Первый заговорил Садок Хрисанфыч:
— Дорогие мои братья Мефодий, Лупан, Сильвестр, Сосипатр и Агафодор! Конец нашей жизни в оскверненной Черновушке, где древнее отцеподобное житие ныне порушено, где налоги на зажитошную населению, твердозаданье и бойкотное сиденье. Вспомните, как за нерушимость отцеподобного жития упорственно самосжигались прадеды наши в смоленых срубах. Не пожалейте и вы суетных трудов своих. Остающееся предать огню. Огню! — повторил он и взмахнул кулаком. — Главным же приспешникам сатаны Митьке Седову и Гараське Петушонку смерть, как псам смердящим! Карающей десницей назначаю Лупана и Сосипатра. Целуйте крест! — Амос Карпыч снял с аналоя медное распятие.
Автом Пежин и Никанор Селезнев встали на колени, перекрестились и молча поцеловали крест.

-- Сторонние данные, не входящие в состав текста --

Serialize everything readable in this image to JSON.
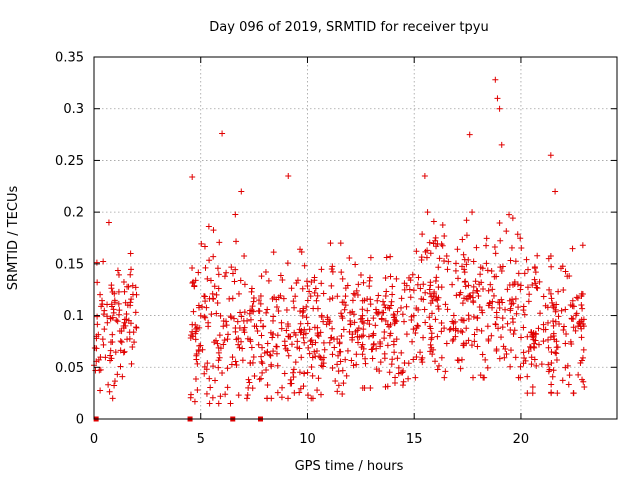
{
  "chart_data": {
    "type": "scatter",
    "title": "Day 096 of 2019, SRMTID for receiver tpyu",
    "xlabel": "GPS time / hours",
    "ylabel": "SRMTID / TECUs",
    "xlim": [
      0,
      24.5
    ],
    "ylim": [
      0,
      0.35
    ],
    "x_ticks": [
      0,
      5,
      10,
      15,
      20
    ],
    "x_tick_labels": [
      "0",
      "5",
      "10",
      "15",
      "20"
    ],
    "y_ticks": [
      0,
      0.05,
      0.1,
      0.15,
      0.2,
      0.25,
      0.3,
      0.35
    ],
    "y_tick_labels": [
      "0",
      "0.05",
      "0.1",
      "0.15",
      "0.2",
      "0.25",
      "0.3",
      "0.35"
    ],
    "grid": true,
    "marker": "plus",
    "color": "#e00000",
    "data_gaps_hours": [
      [
        2.0,
        4.5
      ]
    ],
    "zero_value_points": [
      {
        "x": 0.1,
        "y": 0
      },
      {
        "x": 4.5,
        "y": 0
      },
      {
        "x": 6.5,
        "y": 0
      },
      {
        "x": 7.8,
        "y": 0
      }
    ],
    "notable_outliers": [
      {
        "x": 0.7,
        "y": 0.19
      },
      {
        "x": 4.6,
        "y": 0.234
      },
      {
        "x": 6.0,
        "y": 0.276
      },
      {
        "x": 6.9,
        "y": 0.22
      },
      {
        "x": 9.1,
        "y": 0.235
      },
      {
        "x": 15.5,
        "y": 0.235
      },
      {
        "x": 17.6,
        "y": 0.275
      },
      {
        "x": 18.8,
        "y": 0.328
      },
      {
        "x": 18.9,
        "y": 0.31
      },
      {
        "x": 19.0,
        "y": 0.3
      },
      {
        "x": 19.1,
        "y": 0.265
      },
      {
        "x": 21.4,
        "y": 0.255
      },
      {
        "x": 21.6,
        "y": 0.22
      },
      {
        "x": 22.9,
        "y": 0.168
      }
    ],
    "density_profile": [
      {
        "x_range": [
          0.0,
          2.0
        ],
        "y_low": 0.02,
        "y_high": 0.16,
        "y_center": 0.09
      },
      {
        "x_range": [
          4.5,
          7.0
        ],
        "y_low": 0.015,
        "y_high": 0.2,
        "y_center": 0.09
      },
      {
        "x_range": [
          7.0,
          12.0
        ],
        "y_low": 0.02,
        "y_high": 0.17,
        "y_center": 0.085
      },
      {
        "x_range": [
          12.0,
          15.0
        ],
        "y_low": 0.03,
        "y_high": 0.16,
        "y_center": 0.09
      },
      {
        "x_range": [
          15.0,
          20.0
        ],
        "y_low": 0.04,
        "y_high": 0.2,
        "y_center": 0.11
      },
      {
        "x_range": [
          20.0,
          23.0
        ],
        "y_low": 0.025,
        "y_high": 0.17,
        "y_center": 0.09
      }
    ]
  }
}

— Аминь! — заключил Амос Карпыч и поднял с пола «карателей». — А на столбах прибейте доски и на досках, в назидание народу, начертайте: «Мы еще возвратимся, и то же будет всем, кои пойдут по стопам нечестивых». Дело это поручается Сильвестру Разумову, — отдавал распоряжение Амос.
Егор Егорыч поклонился уставщику в ноги и тоже поцеловал распятие.
— Иконы и священные книги, два подсвечника из моленной и остальную церковную утварь завьючить на головного коня и пустить позадь старца Мефодия. Вьюков чрезмерных не брать, это тебя касательно, Агафодор, — строго посмотрел Амос Карпыч в сторону Емельки. — Всего не увезешь… Ход будет поспешный. Сбор с полуночи за Большим Теремком. И опять же о тебе скажу, Агафодор, с сыном не просчитайся: связанным вези всю ночь, а в рот ему забей кляп. — Голос Амоса крепчал. Он размахивал зажатым в руке крестом, как ножом. — Со всем гнездом, под самый под корень, Лупан и Сосипатр, без жалости! Иначе сам пойду на подмогу, — вернулся он к сказанному вначале и пытливо устремил глаза на Автома и Никанора. — Крепок ли дух в вас?